There had been quite a number of eager, excitable young Malolo men on hand that night, the flower of the family youth. The same thing across the river. And the leaders on both sides had been killed quite early that night.

Cosmo on coming home that night had of course said nothing about his having been on Magicians’ Island, or about the patriarch of their enemies having died there at his hand.

But Bonar could say something now about his cousin having gone to that island frequently.

He added that, on that night, Cosmo had tried to get the others to interrupt the cycle of killing. But as usual no one had paid him much attention. Cosmo had been no more highly respected by his own family than he was by their enemies. He was looked on as a failed magician, who had not been very good at anything else, either. His pleas and warnings on the night of killing had been scorned and disregarded.

Then the Sword had struck again for what was to seem to others the last time that night coming in through the stone walls of the Malolo manor and killing someone.

This time Cosmo had been first on the scene and had drawn the weapon from the corpse.

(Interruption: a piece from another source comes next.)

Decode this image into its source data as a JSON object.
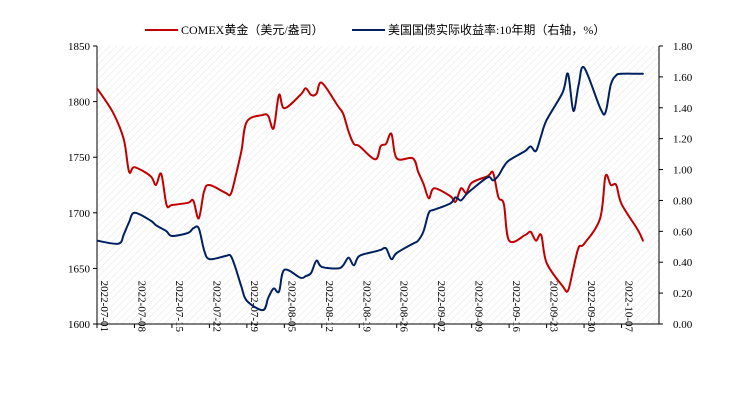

But instead of striking back in his turn, like a true Malolo, he had seized Farslayer and run out into the night with it.

Soon the remaining family members, few, bereaved, and bewildered, discovered that he’d reclaimed the mount he’d recently left in the stables, and galloped off, the gods knew where.

Before leaving he’d said something, a few words to a stablehand, that indicated he felt responsible for some reason for the slaughter that had now overtaken his own family.